Так прошли несколько недель моей новой жизни. И вот в один прекрасный день Жаннет стала журить меня за то, что я, по ее словам, совершенно отдалилась от тетушки Эдельгарт, которая всегда проявляла столько искренней заботы обо мне. Жаннет, моя прежняя бонна и первая учительница, была маленькая, уже немолодая француженка с умным, немного сморщенным и невыразительным, мышиным личиком.
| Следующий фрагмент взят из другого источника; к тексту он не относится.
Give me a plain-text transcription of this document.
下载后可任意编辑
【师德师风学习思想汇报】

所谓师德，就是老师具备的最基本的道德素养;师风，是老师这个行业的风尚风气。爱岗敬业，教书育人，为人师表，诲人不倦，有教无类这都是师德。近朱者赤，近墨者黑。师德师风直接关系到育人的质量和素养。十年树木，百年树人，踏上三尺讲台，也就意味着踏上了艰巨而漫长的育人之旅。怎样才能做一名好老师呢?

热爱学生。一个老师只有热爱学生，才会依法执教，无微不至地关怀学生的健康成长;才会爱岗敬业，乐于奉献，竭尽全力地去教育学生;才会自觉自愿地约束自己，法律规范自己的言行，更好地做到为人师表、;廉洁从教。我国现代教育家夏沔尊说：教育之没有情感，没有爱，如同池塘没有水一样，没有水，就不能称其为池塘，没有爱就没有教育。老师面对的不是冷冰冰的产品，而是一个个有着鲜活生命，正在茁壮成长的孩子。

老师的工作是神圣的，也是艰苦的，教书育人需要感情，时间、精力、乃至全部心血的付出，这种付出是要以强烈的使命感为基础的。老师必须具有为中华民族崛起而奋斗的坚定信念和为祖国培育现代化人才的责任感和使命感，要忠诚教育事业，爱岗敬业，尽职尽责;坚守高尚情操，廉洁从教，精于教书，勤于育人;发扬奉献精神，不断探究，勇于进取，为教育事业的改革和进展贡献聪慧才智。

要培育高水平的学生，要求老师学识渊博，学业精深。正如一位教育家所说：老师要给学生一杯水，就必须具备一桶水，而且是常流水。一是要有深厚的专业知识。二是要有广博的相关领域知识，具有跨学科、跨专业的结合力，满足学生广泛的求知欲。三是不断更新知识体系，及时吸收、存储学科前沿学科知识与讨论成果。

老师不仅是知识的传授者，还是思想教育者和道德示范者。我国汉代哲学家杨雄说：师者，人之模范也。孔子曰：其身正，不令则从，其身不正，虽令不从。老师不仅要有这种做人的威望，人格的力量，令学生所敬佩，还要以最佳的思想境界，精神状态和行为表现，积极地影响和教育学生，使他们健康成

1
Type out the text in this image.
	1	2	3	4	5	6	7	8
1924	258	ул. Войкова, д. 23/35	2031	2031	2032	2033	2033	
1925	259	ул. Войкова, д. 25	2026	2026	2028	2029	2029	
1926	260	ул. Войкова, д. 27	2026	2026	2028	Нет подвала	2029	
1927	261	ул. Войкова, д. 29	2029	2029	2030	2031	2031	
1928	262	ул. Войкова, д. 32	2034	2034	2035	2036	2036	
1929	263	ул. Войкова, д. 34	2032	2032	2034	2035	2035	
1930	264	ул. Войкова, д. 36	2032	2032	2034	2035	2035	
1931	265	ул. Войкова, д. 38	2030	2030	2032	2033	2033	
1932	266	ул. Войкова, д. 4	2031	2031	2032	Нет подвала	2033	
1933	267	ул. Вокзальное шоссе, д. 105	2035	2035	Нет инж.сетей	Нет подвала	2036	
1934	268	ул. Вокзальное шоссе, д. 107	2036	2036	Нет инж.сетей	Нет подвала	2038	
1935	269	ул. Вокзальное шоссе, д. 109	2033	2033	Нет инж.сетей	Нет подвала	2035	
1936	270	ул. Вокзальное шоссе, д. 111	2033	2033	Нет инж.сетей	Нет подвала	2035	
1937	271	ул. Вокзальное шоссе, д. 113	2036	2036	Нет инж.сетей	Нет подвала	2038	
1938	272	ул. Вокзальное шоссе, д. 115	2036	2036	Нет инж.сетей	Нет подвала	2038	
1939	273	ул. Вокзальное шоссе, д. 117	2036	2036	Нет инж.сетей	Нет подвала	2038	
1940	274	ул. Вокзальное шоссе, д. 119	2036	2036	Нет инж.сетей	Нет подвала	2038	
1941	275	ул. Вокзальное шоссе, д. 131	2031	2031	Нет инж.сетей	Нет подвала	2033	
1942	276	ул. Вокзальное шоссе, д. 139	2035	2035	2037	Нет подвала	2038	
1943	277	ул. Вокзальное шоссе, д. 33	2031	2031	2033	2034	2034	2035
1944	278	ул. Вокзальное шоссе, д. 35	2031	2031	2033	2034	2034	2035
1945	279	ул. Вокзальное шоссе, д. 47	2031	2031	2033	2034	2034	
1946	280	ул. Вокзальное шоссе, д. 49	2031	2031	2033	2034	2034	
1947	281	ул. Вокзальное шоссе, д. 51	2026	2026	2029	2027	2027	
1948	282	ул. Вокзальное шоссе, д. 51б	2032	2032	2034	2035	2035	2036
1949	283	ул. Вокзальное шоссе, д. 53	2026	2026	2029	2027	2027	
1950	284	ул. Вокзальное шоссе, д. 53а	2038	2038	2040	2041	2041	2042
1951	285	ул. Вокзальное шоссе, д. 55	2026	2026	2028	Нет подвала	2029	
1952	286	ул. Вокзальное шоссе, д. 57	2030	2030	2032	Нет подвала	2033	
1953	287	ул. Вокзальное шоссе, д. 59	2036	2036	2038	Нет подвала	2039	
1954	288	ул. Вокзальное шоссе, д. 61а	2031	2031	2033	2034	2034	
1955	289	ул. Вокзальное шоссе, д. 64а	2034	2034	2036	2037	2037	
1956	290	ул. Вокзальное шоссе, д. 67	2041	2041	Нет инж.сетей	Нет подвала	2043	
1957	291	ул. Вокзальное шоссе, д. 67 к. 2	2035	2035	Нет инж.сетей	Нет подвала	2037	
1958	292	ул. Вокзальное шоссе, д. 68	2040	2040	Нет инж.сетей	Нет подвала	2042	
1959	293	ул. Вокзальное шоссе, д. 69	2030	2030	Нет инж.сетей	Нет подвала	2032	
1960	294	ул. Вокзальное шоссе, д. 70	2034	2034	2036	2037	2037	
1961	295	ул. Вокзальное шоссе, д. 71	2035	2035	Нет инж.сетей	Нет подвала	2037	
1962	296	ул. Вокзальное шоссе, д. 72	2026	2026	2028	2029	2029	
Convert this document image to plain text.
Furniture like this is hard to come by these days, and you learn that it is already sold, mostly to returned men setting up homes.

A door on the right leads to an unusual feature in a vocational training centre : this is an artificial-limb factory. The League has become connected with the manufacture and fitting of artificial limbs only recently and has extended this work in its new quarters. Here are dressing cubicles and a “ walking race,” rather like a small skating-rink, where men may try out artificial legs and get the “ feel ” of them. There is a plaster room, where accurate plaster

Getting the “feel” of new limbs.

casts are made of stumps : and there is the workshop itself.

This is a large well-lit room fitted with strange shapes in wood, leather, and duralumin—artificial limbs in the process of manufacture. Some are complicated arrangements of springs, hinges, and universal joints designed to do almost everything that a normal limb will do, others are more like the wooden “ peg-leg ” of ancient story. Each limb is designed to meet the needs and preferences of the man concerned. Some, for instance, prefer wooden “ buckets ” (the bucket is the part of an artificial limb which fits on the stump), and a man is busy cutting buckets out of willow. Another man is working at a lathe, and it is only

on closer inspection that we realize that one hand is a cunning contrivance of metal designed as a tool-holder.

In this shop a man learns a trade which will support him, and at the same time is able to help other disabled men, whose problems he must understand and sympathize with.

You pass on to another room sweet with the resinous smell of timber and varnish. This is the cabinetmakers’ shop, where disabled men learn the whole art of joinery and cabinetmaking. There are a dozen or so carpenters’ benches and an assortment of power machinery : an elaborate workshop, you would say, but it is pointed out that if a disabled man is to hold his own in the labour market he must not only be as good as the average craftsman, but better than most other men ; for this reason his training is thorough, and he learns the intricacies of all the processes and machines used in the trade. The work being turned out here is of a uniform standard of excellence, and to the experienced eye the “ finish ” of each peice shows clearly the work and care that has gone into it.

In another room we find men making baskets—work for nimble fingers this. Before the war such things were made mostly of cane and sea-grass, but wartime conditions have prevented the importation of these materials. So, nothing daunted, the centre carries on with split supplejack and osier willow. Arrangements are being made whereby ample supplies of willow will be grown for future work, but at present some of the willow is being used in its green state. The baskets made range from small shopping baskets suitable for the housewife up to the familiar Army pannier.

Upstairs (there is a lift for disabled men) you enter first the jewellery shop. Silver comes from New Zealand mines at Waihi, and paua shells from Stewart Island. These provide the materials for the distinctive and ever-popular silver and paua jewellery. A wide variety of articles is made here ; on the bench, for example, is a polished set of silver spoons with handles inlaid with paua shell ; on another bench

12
Весь ее облик становился с каждым годом все неприметней, так что у меня еще в детстве порой рождалась тягостная фантазия, будто Жаннет когда-нибудь просто растворится в воздухе. Я отчетливо помню, что чувство это появлялось всякий раз, когда она задерживалась в городе и приходила позже условленного времени. И эта фантазия переходила в неподдельный страх, потому что Жаннет была неразрывно связана с нами, как член семьи. Когда мне исполнилось четырнадцать лет, она позволила обращаться к ней по-родственному на «ты», и эта перемена не стоила мне никаких усилий. Я никогда не воспринимала ее как объект почтительного уважения, напротив, недостаток такого рода уважения стал даже на некоторое время предметом тревоги моей бабушки, так как ребенком я не раз позволяла себе в отношении Жаннет маленькие безобидные шалости. Я помню, например, как однажды за несколько минут до начала урока я сняла туфли и поставила их за занавеску так называемого гардероба, так, чтобы выглядывали только носки; Жаннет, войдя в комнату и увидев их, должна была подумать, что я спряталась за занавеской. Все получилось, как и было задумано, и я с восторгом слушала из своего укрытия в соседней комнате, как добродушная Жаннет терпеливо увещевает меня, обращаясь к занавеске. Бабушка, которая, несмотря на всю свою снисходительность к шалостям юности, все же придавала большое значение авторитету, была немного шокирована моей проделкой.